Both increased and decreased birth weight increase maternal and perinatal mortality and morbidity and predispose to metabolic and cardiovascular dysfunctions later in life. Hypoxia is the second most important factor determining fetal growth while duration of gestation is the most important. Maternal overweight and gestational diabetes are the major causes of fetal macrosomia.

In this study we examined the effects of environmental hypoxia on maternal glucose and lipid metabolism in mice. We discovered that improved glucose tolerance, reduced insulin resistance and reduced amount of white adipose tissue led to decreased birth weight. Next, we examined if environmental hypoxia could protect obese dams from development of gestational diabetes. We found out that environmental hypoxia improved maternal metabolism and reduced adiposity but challenged placental health and fetal growth.

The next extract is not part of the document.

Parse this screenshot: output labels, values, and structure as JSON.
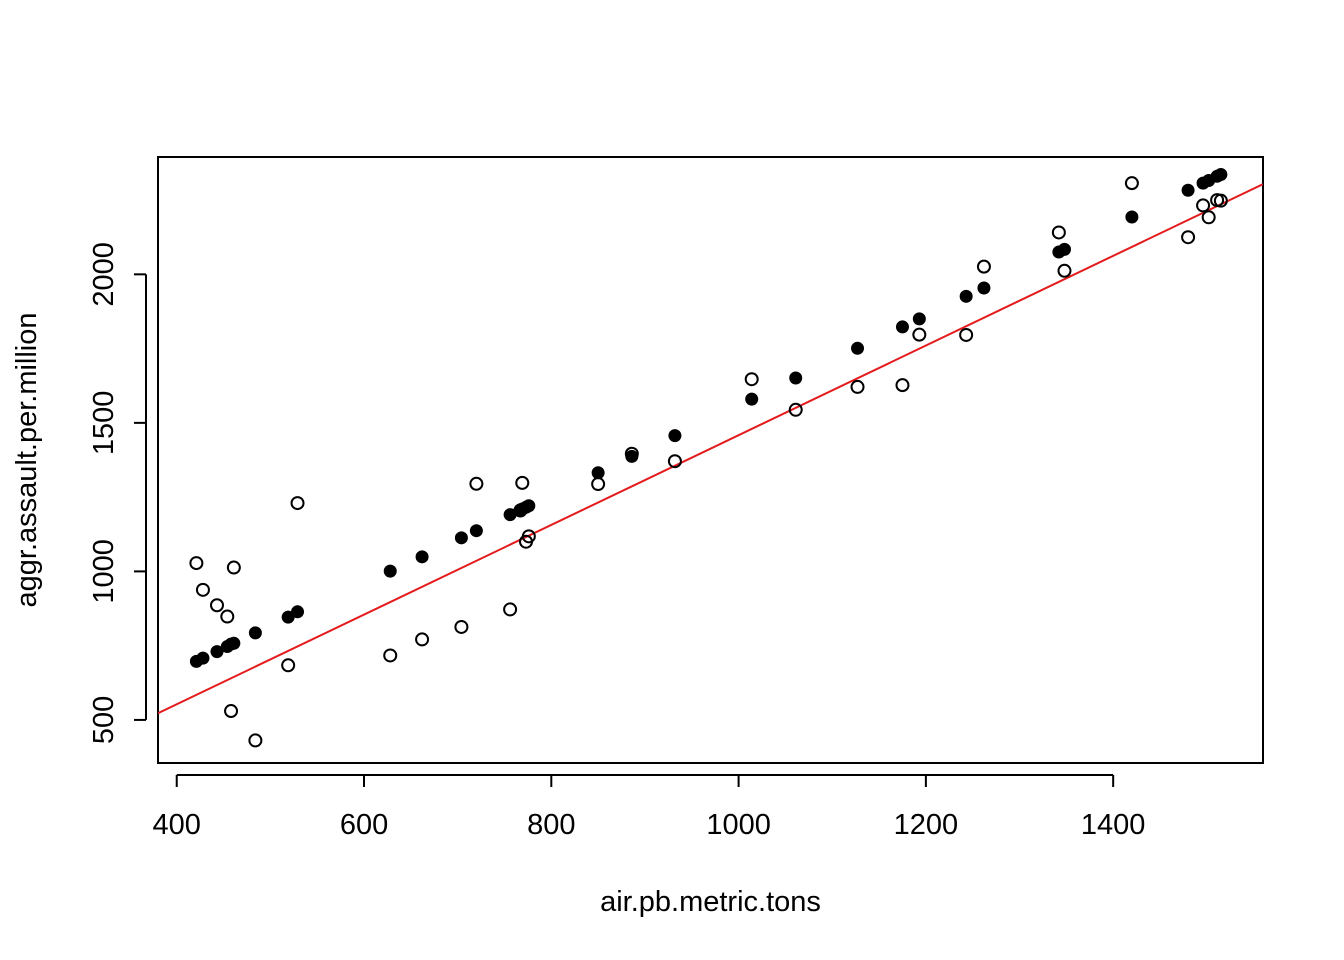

The major risk factors for gestational diabetes are overweight, advanced maternal age, previous gestational diabetes, family history of type 2 diabetes and ethnicity. We examined the association of hemoglobin (Hb), the major distributor of oxygen, levels with risk for gestational diabetes in the Finnish Gestational Diabetes Study (FinnGeDi) and observed that higher Hb levels within the normal variation of the Finnish pregnant women increased the risk for gestational diabetes. On the other hand, lower Hb levels were protective against development of gestational diabetes. Within normal variation the lower Hb levels have been found to activate the hypoxia response and associate with improved metabolic health. This could explain the association between Hb levels and the risk for gestational diabetes. As opposed to environmental hypoxia, the lower Hb levels did not lead to decreased birth weight.

Hypoxia response has a marked effect on maternal metabolism, but the environmental hypoxia used in these studies, corresponding to oxygen tension at altitude of 2700 m, was too severe for fetal growth. However, hypoxia response induced by lower Hb levels was beneficial for maternal metabolism without negative effects on the child. On the other hand, higher Hb levels associate with higher risk for gestational diabetes via higher blood pressure levels, increased body weight and poor glucose tolerance. Hypoxia has a high potential for treatment and prevention of metabolic dysfunction during pregnancy but there is a delicate balance between risks and benefits.